I feel like I'm keeping a secret from my husband. I don't think it's my place to tell him, though. Do I just carry the weight of this information and not say anything? Do I tell her she needs to disclose this to him or I will?

Carolyn says: Explain to her, calmly and kindly, that you understand her concern that telling him might affect her relationship with her son.

However — and unfortunately — your having this knowledge and keeping it from him has started to affect your relationship with her son.

And you can't have that. You can't hold her secret — one you never asked for — in your marriage.

Once you spell out the problem for her, then, yes, you say she needs to tell him or you will. I'm sorry you're on this spot.

Infuriated

Dear Carolyn: I have a chronic health problem I've been dealing with for a couple of years now. I can't eat a whole bunch of things and had some weight loss. A lot of people, even good friends and family, can't just say they're sorry I'm suffering; they have to comment, "You look great!" or even, "I wish I had that problem!"

I never wanted to lose weight! And they seem to think I should be happy about this. And the cultural pressure to be slender is so strong I can't complain or just get really mad at them for this "compliment." I don't believe in commenting on people's weight — good, bad or indifferent. And having them comment on my weight as if it's supposed to somehow offset my suffering is so infuriating. Any clever suggestions?

Carolyn says: Clever, no, but meet my buddy "frank":

"The sickest thing here isn't me, it's that our preoccupation with weight is now so profound that my sickness is seen as a blessing."

I realize you have much bigger battles to fight than our society's warped values, but if you ever feel up to it, then, please, take a good swing at it.
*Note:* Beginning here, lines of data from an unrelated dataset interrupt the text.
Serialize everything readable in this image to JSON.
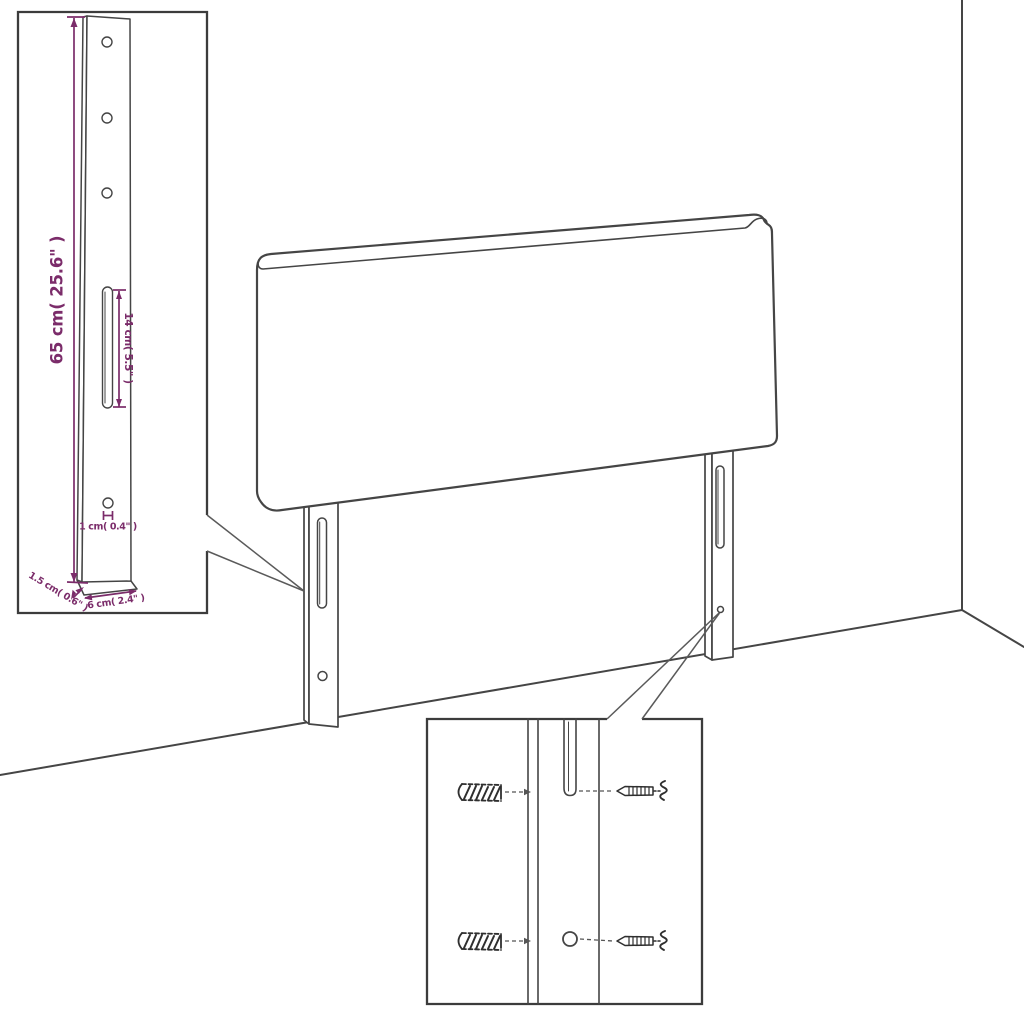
{
  "colors": {
    "line": "#454545",
    "dimension": "#7b2c6a",
    "hardware": "#2f2f2f",
    "background": "#ffffff"
  },
  "dimensions": {
    "total_height": "65 cm( 25.6\" )",
    "slot_length": "14 cm( 5.5\" )",
    "hole_offset": "1 cm( 0.4\" )",
    "leg_width": "6 cm( 2.4\" )",
    "leg_thickness": "1.5 cm( 0.6\" )"
  }
}
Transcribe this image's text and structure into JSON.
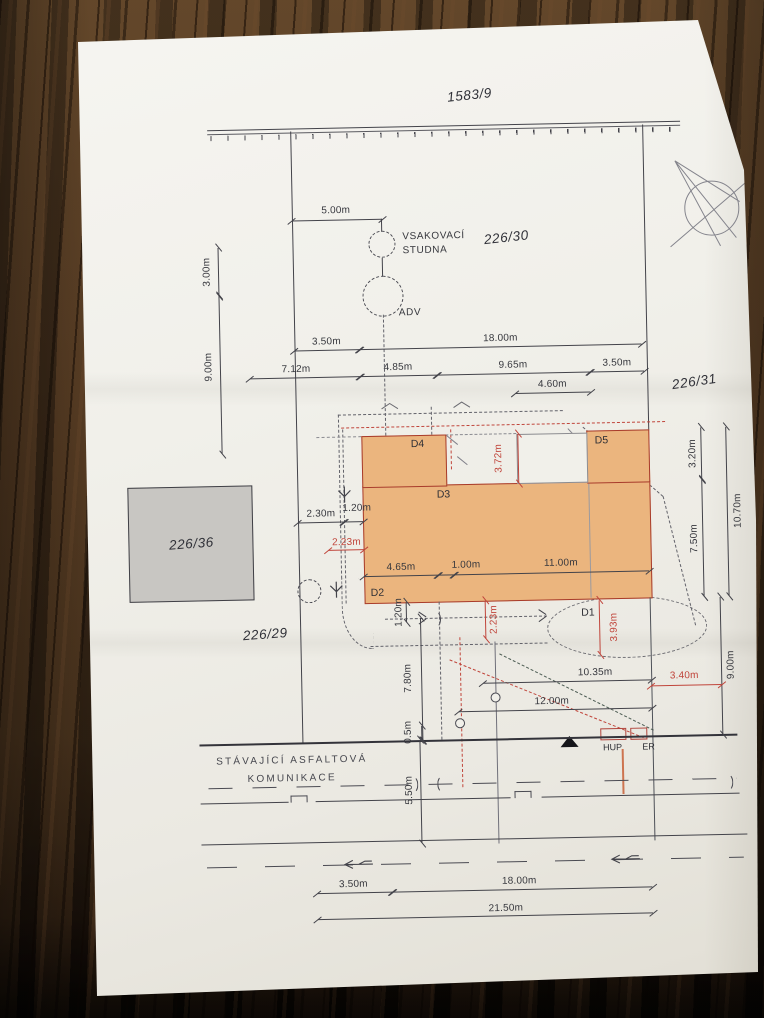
{
  "plan": {
    "parcels": {
      "north": "1583/9",
      "center": "226/30",
      "east": "226/31",
      "west_square": "226/36",
      "southwest": "226/29"
    },
    "well": {
      "name_line1": "VSAKOVACÍ",
      "name_line2": "STUDNA",
      "adv": "ADV"
    },
    "road": {
      "name_line1": "STÁVAJÍCÍ ASFALTOVÁ",
      "name_line2": "KOMUNIKACE"
    },
    "markers": {
      "d1": "D1",
      "d2": "D2",
      "d3": "D3",
      "d4": "D4",
      "d5": "D5",
      "hup": "HUP",
      "er": "ER"
    },
    "dimensions": {
      "top_offset": "5.00m",
      "left_upper": "3.00m",
      "left_lower": "9.00m",
      "rowA_left": "3.50m",
      "rowA_right": "18.00m",
      "rowB_1": "7.12m",
      "rowB_2": "4.85m",
      "rowB_3": "9.65m",
      "rowB_4": "3.50m",
      "rowC": "4.60m",
      "west_1": "2.30m",
      "west_2": "1.20m",
      "west_red": "2.23m",
      "in_1": "4.65m",
      "in_2": "1.00m",
      "in_3": "11.00m",
      "notch_red": "3.72m",
      "east_1": "3.20m",
      "east_2": "7.50m",
      "east_3": "10.70m",
      "east_4": "9.00m",
      "south_1": "1.20m",
      "south_red_1": "2.23m",
      "south_red_2": "3.93m",
      "south_2": "7.80m",
      "south_3": "10.35m",
      "south_4": "12.00m",
      "south_red_3": "3.40m",
      "road_1": "0.5m",
      "road_2": "5.50m",
      "bottom_1": "3.50m",
      "bottom_2": "18.00m",
      "bottom_3": "21.50m"
    },
    "colors": {
      "building_fill": "#ebb57e",
      "building_outline": "#a83b2b",
      "highlight_dimension": "#c0453b",
      "drawing_line": "#43434a",
      "paper": "#f1efe9",
      "table_wood": "#4c3520"
    }
  }
}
Otherwise, have this handy: "I know you mean well/are just joking, but comments about weight aren't helpful to me."

Now what?

Dear Carolyn: I know how you feel about snooping, but now that I have snooped, I don't know what to do with the disturbing info.

We have been married 30 years and have two grown children. To the outside world we are "perfect."

He is very attentive and we have an active sex life. But he has been communicating with a woman, with naked pics from her. It seems she is the aggressor, but he is an active participant.

He denies anything but friendship. He is not aware I've seen the texts. I know my choices, really, but just need someone to talk to.

Carolyn says: Then really talk to someone. Your concern for "the outside world" (which it probably doesn't deserve, but that's a separate battle) suggests you talk to a therapist for the confidentiality alone.

A good therapist can also help you figure out what to do next, why you're here in the first place — including what drove you to snoop — and how to tell your husband what you did.